У нас в восьмом классе училась одна девчонка — Ира Ларионова. Отец ее был стармонач, по-простому — старший морской начальник. Капитан первого ранга. Ира была длинноногая, светловолосая и очень приятная на мордашку. И хотя она училась только в восьмом классе, за ней «стреляли» мальчишки из девятого-десятого класса и даже из других школ. Но Ира выглядела девочкой строгих правил, к тому же была не очень низкого мнения о себе. И усилия большинства мальчишек оказывались напрасными. Вокруг ее имени было больше трепа, чем дела.

Я никогда не «стрелял» за Ирой, потому что в то время увлекался спортом: ходил в секцию бокса и гонял футбольный мяч. Вдобавок Грибок выказывала мне свои симпатии, и все считали, что она моя девчонка.

Так вот, однажды, ранней весной, когда дни стояли уже солнечные, а ночи были еще холодные, поэтому днем всегда имелось достаточно воды и грязи, я после уроков задержался на несколько минут в классе, чтобы перевязать проволокой отскочившую на ботинке подошву. Когда я вышел в коридор, то увидел Иру Ларионову с портфелем, спокойно прохаживающуюся возле окна. Заметив меня, она нервно передернула плечиками, нахмурила брови, потом, словно приняв нелегкое решение, тяжело вздохнула и, поманив пальцем, сказала строго:

— Подойди.

— Чего тебе? — спросил я, соображая прежде всего, какую рвань натянуть себе на ноги, чтобы сбегать сегодня на стадион. Поле теперь наверняка просохло.

— Антон, — сказала Ира Ларионова, — ты единственный порядочный мальчишка в этой школе.

— Чего? — я насторожился. Кажется, втянул голову в плечи, ожидая подвоха.

— Я не могу выйти из школы, — она посмотрела в окно. — Вон стоит Лешка Житный. Он сказал, что побьет меня за то, что я не хочу с ним дружить.

Лешка Житный учился в девятом. И не у нас, а в железнодорожной школе на Сортировке. Хорошо играл в баскет, в футбол. А вообще был драчливый и наглый парень.

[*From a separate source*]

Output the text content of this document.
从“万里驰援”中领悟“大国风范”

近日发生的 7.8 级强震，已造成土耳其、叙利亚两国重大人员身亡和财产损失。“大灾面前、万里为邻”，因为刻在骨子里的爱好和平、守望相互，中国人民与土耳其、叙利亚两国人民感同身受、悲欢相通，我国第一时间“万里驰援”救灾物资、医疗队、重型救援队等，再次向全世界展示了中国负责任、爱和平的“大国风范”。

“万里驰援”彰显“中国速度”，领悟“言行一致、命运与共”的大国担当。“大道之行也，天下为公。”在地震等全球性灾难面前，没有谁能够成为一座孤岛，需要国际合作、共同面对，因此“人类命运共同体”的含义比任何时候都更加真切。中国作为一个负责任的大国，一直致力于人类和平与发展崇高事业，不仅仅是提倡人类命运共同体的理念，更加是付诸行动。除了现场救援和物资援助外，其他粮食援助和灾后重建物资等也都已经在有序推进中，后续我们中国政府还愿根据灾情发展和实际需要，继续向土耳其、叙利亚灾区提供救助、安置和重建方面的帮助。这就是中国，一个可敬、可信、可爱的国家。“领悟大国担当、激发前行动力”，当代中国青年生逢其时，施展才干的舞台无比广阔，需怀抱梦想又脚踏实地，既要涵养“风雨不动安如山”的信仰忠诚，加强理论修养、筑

Я тоже посмотрел в окно. Лешка стоял у выхода из школы, небрежно опершись на постамент скульптуры юного пионера с горном. Лешка лузгал семечки, сплевывал себе под ноги. Рядом с ним стояли еще трое мальчишек с Сортировки. Одного звали Карапетом. Он был левым крайним в их школе, обладал хорошим ходом и обводкой. Двух других ребят я знал только в лицо: в футбол они не играли.